I am sure most politicians feel that Indian voters have of late turned ungrateful and it is to be blamed squarely on their literacy. I was under the Left Front Rule in West Bengal for most of my 40 years there and I was watching how they used to sweep the polls. 

They discouraged English in schools so that there would be no unemployment...all English-illiterates were employed full-time as party workers, and their food and clothing were taken due care of...all they had to do was propagate party spirit, settle local disputes for a consideration, turn vocal and physical during election time, and write slogans and lyrics in Bengali praising Mao, and later Marx, and then Golden Bengal under the Baamo Froant. 
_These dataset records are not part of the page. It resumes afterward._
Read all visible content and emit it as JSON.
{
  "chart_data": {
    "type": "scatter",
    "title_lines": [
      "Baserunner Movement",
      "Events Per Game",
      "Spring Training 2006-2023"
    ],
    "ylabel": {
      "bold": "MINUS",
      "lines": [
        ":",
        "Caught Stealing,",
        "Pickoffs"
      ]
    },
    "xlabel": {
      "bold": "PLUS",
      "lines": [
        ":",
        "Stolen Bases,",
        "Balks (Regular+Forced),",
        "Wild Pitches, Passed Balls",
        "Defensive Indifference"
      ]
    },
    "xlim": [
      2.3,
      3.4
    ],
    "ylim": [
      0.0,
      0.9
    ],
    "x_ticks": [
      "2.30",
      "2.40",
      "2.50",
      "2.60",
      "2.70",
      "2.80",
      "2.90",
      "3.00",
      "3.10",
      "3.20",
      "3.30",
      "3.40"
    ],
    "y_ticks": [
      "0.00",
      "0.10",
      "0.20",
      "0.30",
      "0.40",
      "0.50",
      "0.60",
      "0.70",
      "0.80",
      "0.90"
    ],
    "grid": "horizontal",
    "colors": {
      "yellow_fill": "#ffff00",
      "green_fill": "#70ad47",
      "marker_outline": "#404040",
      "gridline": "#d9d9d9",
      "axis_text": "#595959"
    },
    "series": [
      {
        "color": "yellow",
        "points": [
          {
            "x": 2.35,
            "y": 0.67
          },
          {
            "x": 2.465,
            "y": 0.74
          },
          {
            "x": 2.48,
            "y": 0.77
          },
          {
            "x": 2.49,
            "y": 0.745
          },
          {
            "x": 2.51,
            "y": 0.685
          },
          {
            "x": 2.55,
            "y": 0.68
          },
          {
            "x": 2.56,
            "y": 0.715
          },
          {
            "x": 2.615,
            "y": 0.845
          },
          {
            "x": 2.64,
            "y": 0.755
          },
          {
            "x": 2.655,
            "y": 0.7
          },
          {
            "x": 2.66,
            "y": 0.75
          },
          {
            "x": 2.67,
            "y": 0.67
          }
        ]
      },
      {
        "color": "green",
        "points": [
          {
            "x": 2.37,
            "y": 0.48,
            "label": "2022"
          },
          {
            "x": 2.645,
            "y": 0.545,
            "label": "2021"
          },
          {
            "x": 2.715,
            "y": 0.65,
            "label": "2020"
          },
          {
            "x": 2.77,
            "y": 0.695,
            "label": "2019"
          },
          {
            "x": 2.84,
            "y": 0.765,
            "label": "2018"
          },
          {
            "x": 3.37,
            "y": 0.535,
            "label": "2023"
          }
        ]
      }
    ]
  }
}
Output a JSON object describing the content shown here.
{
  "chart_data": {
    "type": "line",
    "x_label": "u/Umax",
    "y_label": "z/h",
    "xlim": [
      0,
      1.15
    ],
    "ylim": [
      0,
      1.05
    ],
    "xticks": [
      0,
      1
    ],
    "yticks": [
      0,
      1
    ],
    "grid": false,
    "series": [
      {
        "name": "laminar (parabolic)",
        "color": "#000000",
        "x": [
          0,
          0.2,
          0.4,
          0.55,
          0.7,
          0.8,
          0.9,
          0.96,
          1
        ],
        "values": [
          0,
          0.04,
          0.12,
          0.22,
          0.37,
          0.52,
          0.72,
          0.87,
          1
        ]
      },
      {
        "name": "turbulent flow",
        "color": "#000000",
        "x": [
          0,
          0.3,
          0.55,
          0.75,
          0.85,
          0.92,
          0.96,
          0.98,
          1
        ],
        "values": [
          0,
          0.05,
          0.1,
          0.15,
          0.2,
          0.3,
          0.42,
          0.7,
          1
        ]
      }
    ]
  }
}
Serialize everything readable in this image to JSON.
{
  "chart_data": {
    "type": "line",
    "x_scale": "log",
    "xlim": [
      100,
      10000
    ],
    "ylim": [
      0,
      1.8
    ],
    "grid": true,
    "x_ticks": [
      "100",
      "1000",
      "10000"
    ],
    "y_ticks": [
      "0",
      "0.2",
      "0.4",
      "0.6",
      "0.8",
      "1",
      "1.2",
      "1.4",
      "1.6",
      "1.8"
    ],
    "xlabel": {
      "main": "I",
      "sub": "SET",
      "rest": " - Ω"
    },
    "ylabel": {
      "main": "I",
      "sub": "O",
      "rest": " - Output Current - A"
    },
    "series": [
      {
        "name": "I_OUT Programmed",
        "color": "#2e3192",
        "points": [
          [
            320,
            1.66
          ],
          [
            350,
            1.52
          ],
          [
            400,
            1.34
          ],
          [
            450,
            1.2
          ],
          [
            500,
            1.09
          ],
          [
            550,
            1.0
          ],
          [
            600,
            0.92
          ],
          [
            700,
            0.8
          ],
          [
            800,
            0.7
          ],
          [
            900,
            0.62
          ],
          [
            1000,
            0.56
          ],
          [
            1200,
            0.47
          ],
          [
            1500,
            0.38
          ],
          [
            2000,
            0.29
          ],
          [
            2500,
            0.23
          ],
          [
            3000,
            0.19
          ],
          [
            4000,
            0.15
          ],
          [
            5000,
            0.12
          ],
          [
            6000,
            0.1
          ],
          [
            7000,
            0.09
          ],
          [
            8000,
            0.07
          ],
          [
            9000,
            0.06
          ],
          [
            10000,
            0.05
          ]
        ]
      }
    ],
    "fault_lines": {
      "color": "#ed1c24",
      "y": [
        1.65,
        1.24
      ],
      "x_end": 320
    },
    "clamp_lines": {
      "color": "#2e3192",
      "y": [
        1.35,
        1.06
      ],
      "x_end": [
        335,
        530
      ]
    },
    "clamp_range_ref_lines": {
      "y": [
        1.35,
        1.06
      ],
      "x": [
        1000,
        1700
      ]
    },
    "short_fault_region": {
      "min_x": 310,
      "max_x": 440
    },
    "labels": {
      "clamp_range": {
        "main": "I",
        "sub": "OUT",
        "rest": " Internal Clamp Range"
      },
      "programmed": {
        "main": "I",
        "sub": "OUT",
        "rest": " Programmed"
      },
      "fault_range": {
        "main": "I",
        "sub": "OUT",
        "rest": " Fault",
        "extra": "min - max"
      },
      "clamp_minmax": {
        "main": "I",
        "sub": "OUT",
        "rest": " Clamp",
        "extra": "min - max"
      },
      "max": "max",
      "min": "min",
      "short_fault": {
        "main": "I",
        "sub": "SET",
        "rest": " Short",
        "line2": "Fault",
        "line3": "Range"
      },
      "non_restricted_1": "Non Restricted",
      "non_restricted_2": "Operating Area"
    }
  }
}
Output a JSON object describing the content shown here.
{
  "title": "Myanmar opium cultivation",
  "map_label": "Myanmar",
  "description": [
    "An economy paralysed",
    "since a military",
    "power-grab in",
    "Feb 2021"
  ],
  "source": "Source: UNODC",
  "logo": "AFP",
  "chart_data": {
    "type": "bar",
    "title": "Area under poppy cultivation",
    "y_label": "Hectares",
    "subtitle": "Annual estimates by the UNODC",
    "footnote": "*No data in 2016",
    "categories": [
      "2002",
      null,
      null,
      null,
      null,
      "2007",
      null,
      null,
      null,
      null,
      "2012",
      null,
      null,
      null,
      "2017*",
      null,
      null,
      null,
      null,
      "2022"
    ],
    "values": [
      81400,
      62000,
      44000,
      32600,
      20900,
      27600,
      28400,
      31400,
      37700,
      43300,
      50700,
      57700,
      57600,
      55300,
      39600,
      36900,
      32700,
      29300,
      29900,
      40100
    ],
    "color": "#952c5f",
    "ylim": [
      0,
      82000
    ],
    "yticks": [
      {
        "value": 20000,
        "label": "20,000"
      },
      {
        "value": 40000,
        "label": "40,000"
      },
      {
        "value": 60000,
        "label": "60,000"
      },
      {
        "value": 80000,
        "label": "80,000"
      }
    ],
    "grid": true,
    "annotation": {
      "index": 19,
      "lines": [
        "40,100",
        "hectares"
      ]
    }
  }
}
And look what the ungrateful masses there have done to them! Chee chee cheee!

Anyway, Britain lagged all of 16 years behind India in going decimal and many old folks must have had heart attacks for forgoing all those lovely pennies, farthings, florins, crowns, and guineas. And must have struggled with the conversion from the pound that had all of 240 pennies to just 100 pence.

India went decimal in its coinage during my school years on 1st April, 1955. And everyone groaned. We were so used to our British Rule Rupee (a silver coin weighing a tola!) having all of 64 pice (and 3 times as many dummidies):


Coins of the following denominations were issued:
  • 1/12 Anna
  • 1/2 Pice
  • 1/4 Anna
  • Pice
  • 1/2 Anna
  • Anna
  • 2 Annas
  • 1/4 Rupee
  • 4 Annas
  • 8 Annas
  • 1/2 Rupee
  • One Rupee
  • 5 Rupees (1/3 Mohur)
  • 10 Rupees (2/3 Mohur)
  • 15 Rupees (Mohur)
  • 30 Rupees (2 Mohur)
  • British Gold Sovereign, as an emergency war issue, in 1918.


And all of a sudden our rupee started having just 100 so-called Naya Paise. And the conversion was heart-breaking. Many jokes went in the air suggesting that it was quite like the Free Indian Government to have gone decimal on an All Fools Day. 

There were quarrels between us university students at Vizagh and the city-bus conductors. The earlier bus ticket from Maharanipet to the Andhra University In-Gate was two annas. And the new rate became 12.5 naya paise. And both the 2-anna coins and 1, 2 and 10-naya paise coins were legal tender; but it took time to get those new coins. And the conversion left small change in naya paise that were not available, according to the bus conductors. And students felt that they were being cheated of as many as 2 naya paise, which according to them amounted to all of maybe 10 rupees (a whopping amount) for the bus staff in a day. 

And there were fisticuffs. 

And the government issued a legally valid conversion chart with what they felt were reasonable rounding offs...but the conductors shouted: "No change, no change!". It took maybe all of a decade for the old coins to be withdrawn completely from circulation. I used to see 2-anna coins that were cracked up at the top by a chewing machine to show that they were illegal henceforth...but a few got into illegal channels and became rich collection items for numismatists. 

Where there is a will, there is a way...for coin collectors...

Have to stop now...Ishani is waiting to press the Publish Button.